The Joint Legislative Audit Committee heard sharply different accounts about the status of risk‑based auditing for Arizona’s Empowerment Scholarship Account program.
Auditor General Lindsey Perry told the committee she had repeatedly sought a meeting with the Department of Education to complete procedures required by a 2024 law. “Since January 2025, my office has called and emailed the department on multiple occasions to request a meeting about risk based auditing procedures for E.S.A.s,” Perry said, and she told lawmakers the department had not completed consultation or provided required documentation as of the committee packet date.
John Ward, director of the Department’s ESA program, disputed a suggestion his agency had ignored the Auditor General. The department’s record, he said, shows it had met the Auditor General’s staff on other ESA audits and single‑audit matters; Ward told the committee the department did not open a separate consultation in January because staff were finalizing the ESA parent handbook, which he said required priority focus. Ward outlined the program’s size and staffing constraints: the ESA program has about 86,400 current enrollees (Ward said another roughly 4,000 applications were pending) and “40 staff” total in the ESA office, with a smaller number assigned to purchase and application review operations.
Ward told JLAC the department changed its purchase‑review approach in late 2024 to reduce a queue of tens of thousands of orders: orders above $2,000 continue to be prospectively reviewed; purchases below $2,000 are subject to risk‑based auditing and sampling. He said the department and its payment‑platform vendor, Class Wallet, are working to develop anomaly‑detection tools that use standardized commodity codes and machine‑learning models to flag suspect activity, but Ward said the state had not yet purchased an external contractor to implement additional independent auditing and that the program lacked extra legislative funding for such a vendor.
Perry said the statutory change requiring consultation became effective Sept. 14, 2024, and that the department’s risk‑based procedures had been reported publicly in late 2024 without completing the office’s consultation. She asked JLAC to formally direct her office to work with the department to close the gap and to ensure statutory compliance.
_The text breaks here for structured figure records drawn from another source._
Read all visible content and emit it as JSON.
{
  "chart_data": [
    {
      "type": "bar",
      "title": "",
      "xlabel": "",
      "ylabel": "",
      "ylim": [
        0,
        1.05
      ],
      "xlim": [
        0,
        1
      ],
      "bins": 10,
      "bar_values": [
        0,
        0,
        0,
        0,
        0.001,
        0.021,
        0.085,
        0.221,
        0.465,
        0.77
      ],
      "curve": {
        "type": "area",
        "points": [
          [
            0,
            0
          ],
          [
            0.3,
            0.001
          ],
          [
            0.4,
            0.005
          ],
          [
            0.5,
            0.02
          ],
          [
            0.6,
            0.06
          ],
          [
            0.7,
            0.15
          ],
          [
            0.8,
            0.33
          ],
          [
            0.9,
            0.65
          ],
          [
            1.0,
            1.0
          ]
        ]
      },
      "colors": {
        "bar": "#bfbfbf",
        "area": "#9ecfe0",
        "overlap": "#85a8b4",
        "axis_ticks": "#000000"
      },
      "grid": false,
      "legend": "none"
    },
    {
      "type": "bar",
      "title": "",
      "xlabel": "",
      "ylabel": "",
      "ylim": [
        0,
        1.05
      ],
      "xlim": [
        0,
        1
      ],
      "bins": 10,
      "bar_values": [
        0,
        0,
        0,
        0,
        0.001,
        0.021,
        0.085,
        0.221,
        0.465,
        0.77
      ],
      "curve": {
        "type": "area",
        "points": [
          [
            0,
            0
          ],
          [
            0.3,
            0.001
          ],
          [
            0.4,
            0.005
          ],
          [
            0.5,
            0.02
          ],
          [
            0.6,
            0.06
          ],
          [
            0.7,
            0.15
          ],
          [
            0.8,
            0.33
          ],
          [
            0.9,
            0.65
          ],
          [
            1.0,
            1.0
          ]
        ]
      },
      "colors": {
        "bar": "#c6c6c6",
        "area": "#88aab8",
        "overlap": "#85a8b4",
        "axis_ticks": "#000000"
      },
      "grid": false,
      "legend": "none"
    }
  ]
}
Ending — JLAC asked Department of Education and Auditor General staff to meet promptly; several committee members pressed for an early, documented consultation and for ADE to provide analytics (including balances in dormant accounts by eligibility category) and documentation of the $2,000 threshold implementation. The committee set an expectation for an early meeting between the Auditor General and ADE to produce a plan for risk‑based auditing and a timeline for any additional resources that would be required to implement it.